Option (MDP)

an Option (MDP) represents a high level collection of actions. Big Picture: abstract away your big policy into \(n\) small policies, and value-iterate over expected values of the big policies.

Markov Option

A Markov Option is given by a triple \((I, \pi, \beta)\)

\(I \subset S\), the states from which the option maybe started
\(S \times A\), the MDP during that option
\(\beta(s)\), the probability of the option terminating at state \(s\)

one-step options

You can develop one-shot options, which terminates immediate after one action with underlying probability

\(I = \{s:a \in A_{s}\}\)
\(\pi(s,a) = 1\)
\(\beta(s) = 1\)

option value fuction

\begin{equation} Q^{\mu}(s,o) = \mathbb{E}\qty[r_{t} + \gamma r_{t+1} + \dots] \end{equation}

where \(\mu\) is some option selection process

semi-markov decision process

a semi-markov decision process is a system over a bunch of options, with time being a factor in option transitions, but the underlying policies still being MDPs.

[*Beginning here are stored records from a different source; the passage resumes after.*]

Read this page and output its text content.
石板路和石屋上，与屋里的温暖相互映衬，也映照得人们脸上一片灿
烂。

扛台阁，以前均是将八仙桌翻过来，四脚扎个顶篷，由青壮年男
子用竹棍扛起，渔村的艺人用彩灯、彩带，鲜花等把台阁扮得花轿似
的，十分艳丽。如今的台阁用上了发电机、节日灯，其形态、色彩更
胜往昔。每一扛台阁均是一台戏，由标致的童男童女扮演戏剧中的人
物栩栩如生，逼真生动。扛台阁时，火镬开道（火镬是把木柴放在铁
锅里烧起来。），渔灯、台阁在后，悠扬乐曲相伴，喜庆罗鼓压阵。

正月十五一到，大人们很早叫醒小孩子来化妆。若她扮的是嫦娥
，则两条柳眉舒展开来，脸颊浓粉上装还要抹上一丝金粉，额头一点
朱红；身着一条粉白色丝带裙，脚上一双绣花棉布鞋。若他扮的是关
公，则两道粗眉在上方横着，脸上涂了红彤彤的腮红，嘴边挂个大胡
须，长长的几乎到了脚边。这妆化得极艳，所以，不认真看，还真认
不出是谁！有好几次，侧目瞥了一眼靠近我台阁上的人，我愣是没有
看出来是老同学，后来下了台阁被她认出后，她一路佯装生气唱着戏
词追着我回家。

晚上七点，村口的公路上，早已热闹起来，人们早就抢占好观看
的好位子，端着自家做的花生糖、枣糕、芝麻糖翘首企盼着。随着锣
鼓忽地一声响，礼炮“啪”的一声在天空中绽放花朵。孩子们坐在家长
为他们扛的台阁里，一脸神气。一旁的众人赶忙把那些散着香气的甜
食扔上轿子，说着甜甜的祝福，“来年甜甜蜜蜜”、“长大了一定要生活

\begin{equation} T(s’, \tau | s,o) \end{equation}

where \(\tau\) is time elapsed.

because option-level termination induces jumps between large scale states, one backup can propagate to a lot of states.

intra option q-learning

\begin{equation} Q_{k+1} (s_{i},o) = (1-\alpha_{k})Q_{k}(S_{t}, o) + \alpha_{k} \qty(r_{t+1} + \gamma U_{k}(s_{t+1}, o)) \end{equation}

where:

\begin{equation} U_{k}(s,o) = (1-\beta(s))Q_{k}(s,o) + \beta(s) \max_{o \in O} Q_{k}(s,o’) \end{equation}